When you perform a vector search with an index, it returns approximate results, with the trade-off of reducing recall. You can compute recall by comparing the results returned by vector search with an index and by vector search with brute force. In this dataset, the publication_number value uniquely identifies a patent, so it is used for comparison.

WITH approx_results AS (
  SELECT query.publication_number AS query_publication_number,
    base.publication_number AS base_publication_number
  FROM
    VECTOR_SEARCH(
      TABLE vector_search.patents,
      'embedding_v1',
      TABLE vector_search.patents2,
      top_k => 5,
      distance_type => 'COSINE',
      options => '{"fraction_lists_to_search": 0.005}')
),
  exact_results AS (
  SELECT query.publication_number AS query_publication_number,
    base.publication_number AS base_publication_number
  FROM
    VECTOR_SEARCH(
      TABLE vector_search.patents,
      'embedding_v1',
      TABLE vector_search.patents2,
      top_k => 5,
      distance_type => 'COSINE',
      options => '{"use_brute_force":true}')
)

SELECT
  a.query_publication_number,
  SUM(CASE WHEN a.base_publication_number = e.base_publication_number THEN 1 ELSE 0 END) / 5 AS recall
FROM exact_results e LEFT JOIN approx_results a
  ON e.query_publication_number = a.query_publication_number
GROUP BY a.query_publication_number

If the recall is lower than you would like, you can increase the fraction_lists_to_search value, with the downside of potentially higher latency and resource usage.

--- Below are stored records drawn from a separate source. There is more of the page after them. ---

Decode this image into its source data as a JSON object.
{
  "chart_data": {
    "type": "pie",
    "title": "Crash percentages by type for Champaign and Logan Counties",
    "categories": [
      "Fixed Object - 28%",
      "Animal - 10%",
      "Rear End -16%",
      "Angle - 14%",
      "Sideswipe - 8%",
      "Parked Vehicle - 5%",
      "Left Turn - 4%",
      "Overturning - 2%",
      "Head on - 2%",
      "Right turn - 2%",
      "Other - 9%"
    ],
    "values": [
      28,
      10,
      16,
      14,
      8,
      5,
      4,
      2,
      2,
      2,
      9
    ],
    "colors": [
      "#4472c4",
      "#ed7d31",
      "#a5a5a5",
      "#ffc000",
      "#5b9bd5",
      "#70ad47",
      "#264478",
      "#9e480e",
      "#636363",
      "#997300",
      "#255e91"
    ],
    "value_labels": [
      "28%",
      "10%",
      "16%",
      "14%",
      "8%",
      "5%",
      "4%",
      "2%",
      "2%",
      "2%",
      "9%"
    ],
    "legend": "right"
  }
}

To tune your vector search, you can try multiple runs of VECTOR_SEARCH with different argument values, save the results to tables, and then compare the results.

Clean up

In the Google Cloud console, go to the Manage resources page.
Go to Manage resources
In the project list, select the project that you want to delete, and then click Delete.
In the dialog, type the project ID, and then click Shut down to delete the project.